Since reaching its peak in 2021, the overall performance of the Biomedical Sector has been less than optimistic. Even with the overall market being lively this year, the Biomedical Sector has still significantly underperformed the Index.

The performance of the capital markets reflects reality, where innovative pharmaceutical companies are facing issues such as a cooling in financing, a lack of financing channels, and tightening funds, which exacerbate the pressure on these companies to maintain continuous operations.

Recently, an exciting piece of news has arrived.

The Hong Kong-listed company Ascentage Pharma (6855.HK) has obtained the overseas issuance and listing filing notice from the China Securities Regulatory Commission, with plans to issue no more than 33,739,347 shares of common stock and list on the Nasdaq in the USA.

At the same time, the company announced on the Hong Kong Stock Exchange on December 29 that it had publicly submitted its F-1 registration statement to the U.S. Securities and Exchange Commission regarding the proposed initial public offering of American Depositary Shares representing its common shares. The company plans to apply for a listing on the Nasdaq Global Select Market under the stock code "AAPG." J.P. Morgan Securities LLC and Citigroup Global Markets Inc. will serve as the joint bookrunners and underwriters for this issuance. The announcement also reconfirmed the aforementioned filing matters.

Thus, Ascentage Pharma has become the first biomedical company approved by the China Securities Regulatory Commission to list in the USA since the beginning of 2024. It is also the first Hong Kong 18A listed company to publicly submit an application for listing in the USA.

Since the announcement of the IPO filing news, it can be seen that the stock price of Ascentage Pharma has also shown a strengthening trend recently, indicating that the market is bullish on this news.

It is worth mentioning that this year, Ascentage Pharma's share price increased by more than 200% from its low to high within the year. As of now, the company ranks fourth in the growth of HEALTH CARE B among Hong Kong stocks, indicating the market's favor towards it.

(Source: Futu Market)

So, with Ascentage Pharma's IPO registration approved by the domestic Securities Regulatory Commission, its listing in the USA is expected to accelerate. How should the opportunities behind this be viewed?

1. The fourth innovative drug company listed in both Hong Kong and the USA enters a new milestone.

As mentioned above, in recent years, under the capital winter in the Biomedical Industry, innovative drug companies have faced ongoing pressure in financing.

Relevant data shows that the financing amounts in the domestic medical and health sector from 2020 to 2023 were 245.9 billion yuan, 219.2 billion yuan, 125.8 billion yuan, and 82.9 billion yuan respectively. It is expected that in 2024, the total scale may fall below 10 billion USD.

For the Biomedical Industry, which is characterized by high investment, high risk, and high output, the demand for funds has always been a key factor in its development.

Despite the fact that from the perspective of New Journey Health Technology Group, the company has products that have already been commercialized to supplement its cash flow, and in July this year, it reached a major cooperation with the multinational pharmaceutical giant Takeda Pharmaceutical, receiving nearly 1.3 billion in cash, the overall financial pressure is not significant. However, from a long-term perspective, this sprint to list on the Nasdaq for financing is of great significance for its long-term development.

On the one hand, from the perspective of the Hong Kong stock market, in recent years, affected by factors such as the low valuations given to pharmaceutical companies and poor liquidity in this market, many pharmaceutical companies have faced obstacles in financing, leading to a wave of privatization and delisting.

It can be said that New Journey Health Technology Group is proactively preparing by choosing to venture to the USA.Secondary listing.This not only allows it to respond in advance to the challenges of the HK stock market, but also considering that the valuation given to innovative pharmaceutical companies in the Nasdaq market is generally higher, it will also help the company to achieve a revaluation, further gaining market recognition and financial support.

In fact, there are currently only 3 biomedical companies listed both on Nasdaq and HK, and their market caps are all significant.

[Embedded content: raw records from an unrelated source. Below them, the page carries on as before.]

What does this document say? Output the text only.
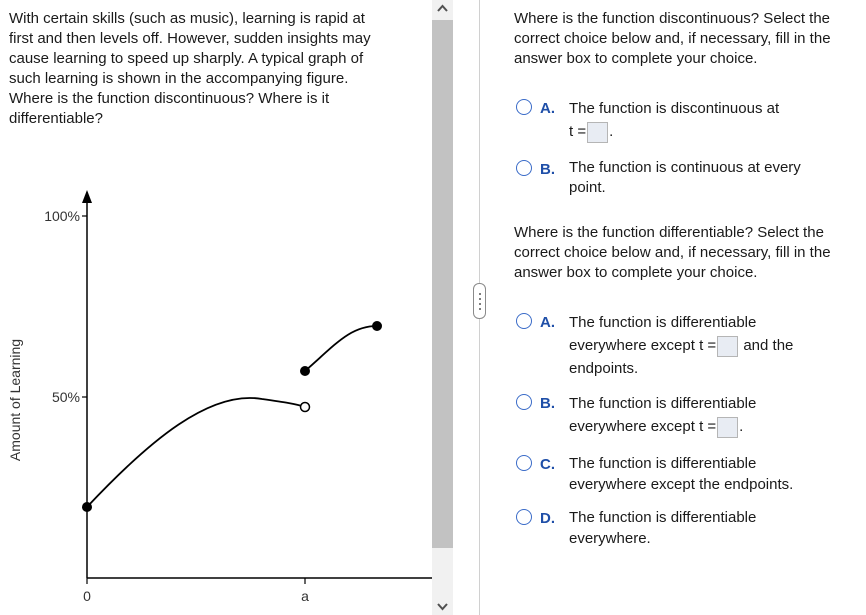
With certain skills (such as music), learning is rapid at
first and then levels off. However, sudden insights may
cause learning to speed up sharply. A typical graph of
such learning is shown in the accompanying figure.
Where is the function discontinuous? Where is it
differentiable?

Amount of Learning
100%
50%
0	a

Where is the function discontinuous? Select the
correct choice below and, if necessary, fill in the
answer box to complete your choice.

A. The function is discontinuous at
t = .
B. The function is continuous at every
point.

Where is the function differentiable? Select the
correct choice below and, if necessary, fill in the
answer box to complete your choice.

A. The function is differentiable
everywhere except t = and the
endpoints.
B. The function is differentiable
everywhere except t = .
C. The function is differentiable
everywhere except the endpoints.
D. The function is differentiable
everywhere.
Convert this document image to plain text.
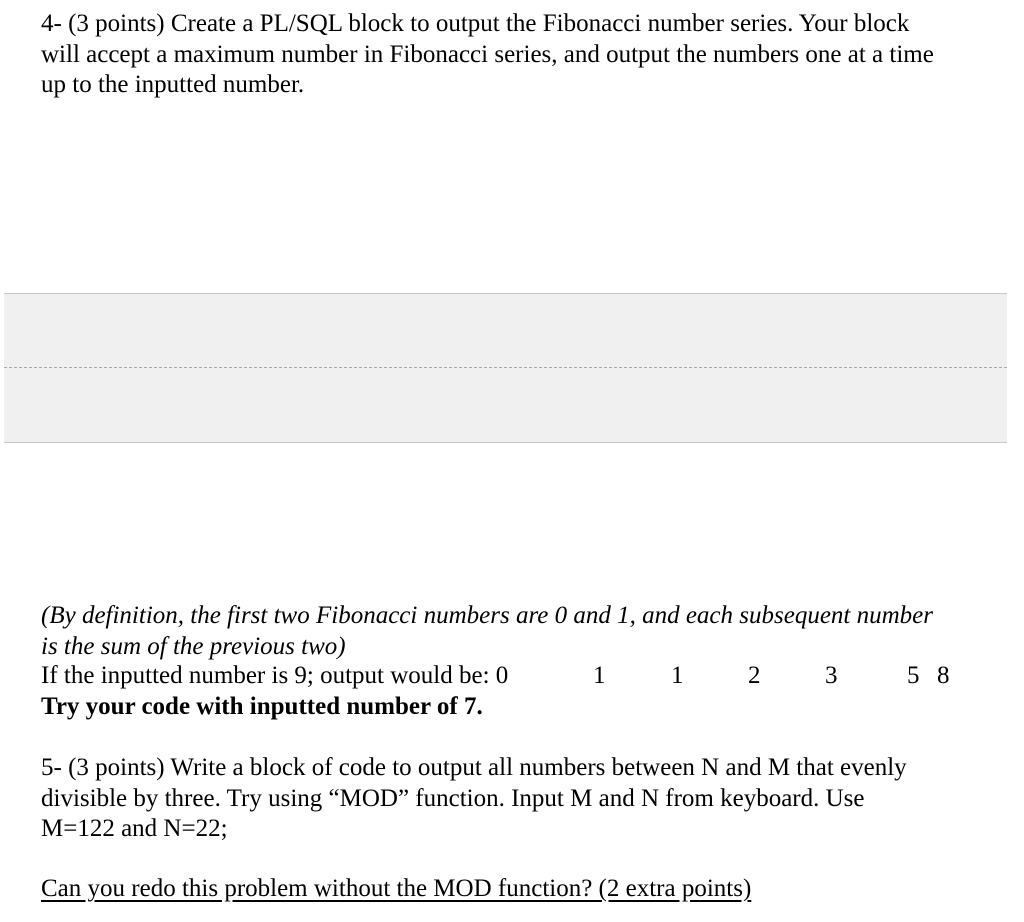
4- (3 points) Create a PL/SQL block to output the Fibonacci number series. Your block
will accept a maximum number in Fibonacci series, and output the numbers one at a time
up to the inputted number.
(By definition, the first two Fibonacci numbers are 0 and 1, and each subsequent number
is the sum of the previous two)
If the inputted number is 9; output would be: 0	1	1	2	3	5 8
Try your code with inputted number of 7.
5- (3 points) Write a block of code to output all numbers between N and M that evenly
divisible by three. Try using “MOD” function. Input M and N from keyboard. Use
M=122 and N=22;
Can you redo this problem without the MOD function? (2 extra points)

This also means that such companies carry a certain "scarcity" label in the capital markets, which helps them to gain more attention and support from the market.

(Source: Futu Market)

On the other hand, going public in the USA can further open the door to the global capital markets. Utilizing the advantages of the US capital market helps to expand financing channels while enhancing brand visibility, promoting international cooperation, exploring overseas markets, integrating into the global Biotechnology Industry Chain, and improving global competitiveness.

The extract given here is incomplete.